Bishop
The UPDV consistently renders the Greek term traditionally translated "bishop" as overseer, and a footnote at Php 1:1 makes the equivalence explicit: "overseers, traditionally rendered 'bishops'." The office is set out in three NT passages — 1 Tim 3:1-7, Tit 1:5-9, and 1 Pet 5:1-4 — addressed to or drawn alongside the elders of a local church, and is then lifted from the human office and applied to Christ himself in 1 Pet 2:25, where he is called "the Shepherd and Overseer" of his people's souls.
The Office and Its Holders
The office is named, almost in passing, in the salutation of Philippians: "Paul and Timothy, slaves of Christ Jesus, to all the saints in Christ Jesus who are at Philippi, with the overseers and servants" (Php 1:1). Overseers stand alongside servants as the recognized officers of a settled congregation.
Paul opens his charge to Timothy with the same posture of welcome: "Faithful is the saying, If a man seeks the office of overseer, he desires a good work" (1 Tim 3:1). The pursuit is not rebuked; the office is a "good work."

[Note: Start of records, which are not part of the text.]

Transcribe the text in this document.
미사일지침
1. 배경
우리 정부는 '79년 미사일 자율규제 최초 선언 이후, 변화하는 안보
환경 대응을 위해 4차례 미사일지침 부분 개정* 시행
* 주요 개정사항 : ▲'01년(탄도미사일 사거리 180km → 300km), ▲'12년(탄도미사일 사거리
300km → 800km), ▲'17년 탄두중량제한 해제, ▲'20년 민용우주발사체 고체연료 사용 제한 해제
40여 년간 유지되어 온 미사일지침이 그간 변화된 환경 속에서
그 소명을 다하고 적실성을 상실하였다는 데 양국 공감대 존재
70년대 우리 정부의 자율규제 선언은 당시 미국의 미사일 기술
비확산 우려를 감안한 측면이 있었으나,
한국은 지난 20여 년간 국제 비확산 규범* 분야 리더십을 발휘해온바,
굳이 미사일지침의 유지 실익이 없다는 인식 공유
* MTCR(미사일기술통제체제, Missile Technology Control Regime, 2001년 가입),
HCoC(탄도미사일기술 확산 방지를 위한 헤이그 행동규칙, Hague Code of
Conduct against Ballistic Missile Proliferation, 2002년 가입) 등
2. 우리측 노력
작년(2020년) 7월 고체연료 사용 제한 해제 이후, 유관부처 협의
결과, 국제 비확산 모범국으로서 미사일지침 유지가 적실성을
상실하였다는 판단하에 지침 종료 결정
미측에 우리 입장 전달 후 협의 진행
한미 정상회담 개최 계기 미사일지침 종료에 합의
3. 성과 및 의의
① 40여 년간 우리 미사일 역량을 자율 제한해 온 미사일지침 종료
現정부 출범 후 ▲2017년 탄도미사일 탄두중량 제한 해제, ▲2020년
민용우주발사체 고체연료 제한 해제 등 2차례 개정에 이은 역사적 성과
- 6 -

In Titus the office sits inside the wider work of putting a Cretan church in order. Paul writes, "For this cause I left you in Crete, that you should set in order the things that were wanting, and appoint elders in every city, as I gave you charge" (Tit 1:5), and then within two verses moves from "elders" to "the overseer" without changing subject: "For the overseer must be blameless, as God's steward" (Tit 1:7). The same person who is appointed an elder in v. 5 is held to the standard of an overseer in v. 7.
Qualifications
The qualification list in 1 Timothy is the longest single statement on the bishop in the UPDV:
"The overseer therefore must be without reproach, the husband of one wife, temperate, sober-minded, orderly, given to hospitality, apt to teach; no brawler, no striker; but gentle, not contentious, no lover of money; one who rules well his own house, having [his] children in subjection with all gravity; (but if a man doesn't know how to rule his own house, how will he take care of the church of God?) not a novice, lest being puffed up he fall into the condemnation of the devil. Moreover he must have good testimony from those who are outside; lest he fall into reproach and the snare of the devil" (1 Tim 3:2-7).
Titus restates the same standard in compressed form, with two added angles. First, the household test is sharpened: "if any man is blameless, the husband of one wife, having children who believe, who are not accused of riot or unruly" (Tit 1:6). Second, the steward language is added: "For the overseer must be blameless, as God's steward; not self-willed, not soon angry, no brawler, no striker, not greedy of monetary gain; but given to hospitality, a lover of good, sober-minded, just, holy, self-controlled" (Tit 1:7-8).
Both lists converge on the same shape — character, household, hospitality, sobriety, and indifference to money.
Teacher and Defender of Doctrine
The overseer is also a teacher. 1 Timothy includes "apt to teach" (1 Tim 3:2) in the list. Titus is more explicit and gives the reason: the overseer must be "holding to the faithful word which is according to the teaching, that he may be able both to exhort in the sound doctrine, and to convict the gainsayers" (Tit 1:9).
The reason "the gainsayers" need convicting follows immediately: "For there are also many unruly men, vain talkers and deceivers, especially those of the circumcision, whose mouths must be stopped; men who overthrow whole houses, teaching things which they ought not, for greed of monetary gain's sake" (Tit 1:10-11). The overseer's teaching role is, in part, defensive — silencing the men who teach for gain.
Shepherd Imagery
Peter writes to the elders of dispersed congregations and frames their work in shepherd language:
"To the elders who are among you⁺ I exhort, who am a fellow-elder, and a witness of the sufferings of Christ, who am also a partaker of the glory that will be revealed: Shepherd the flock of God which is among you⁺, exercising the oversight, not of constraint, but willingly, according to God; nor yet for greed of monetary gain, but eagerly; neither as lording it over the charge allotted to you⁺, but making yourselves examples to the flock" (1 Pet 5:1-3).
The verb is "shepherd," and the participle is "exercising the oversight" — the same root that elsewhere yields "overseer." Three negatives circumscribe the work: not constrained, not greedy, not domineering. Three positives replace them: willingly, eagerly, exemplary.
The motivating horizon is christological: "And when the chief Shepherd will be manifested, you⁺ will receive the crown of glory that does not fade away" (1 Pet 5:4). The elders shepherd under a chief Shepherd to whom they will give account.
Christ as Overseer
The same noun used for the human office is, in 1 Peter, applied to Christ as a title: "For you⁺ were like sheep that go astray; but have now been returned to the Shepherd and Overseer of your⁺ souls" (1 Pet 2:25). The pairing is the same one Peter will use of himself in chapter 5 — Shepherd and oversight — but turned upward: the elders' work in 1 Pet 5:1-4 derives from, and answers to, Christ's prior work in 1 Pet 2:25.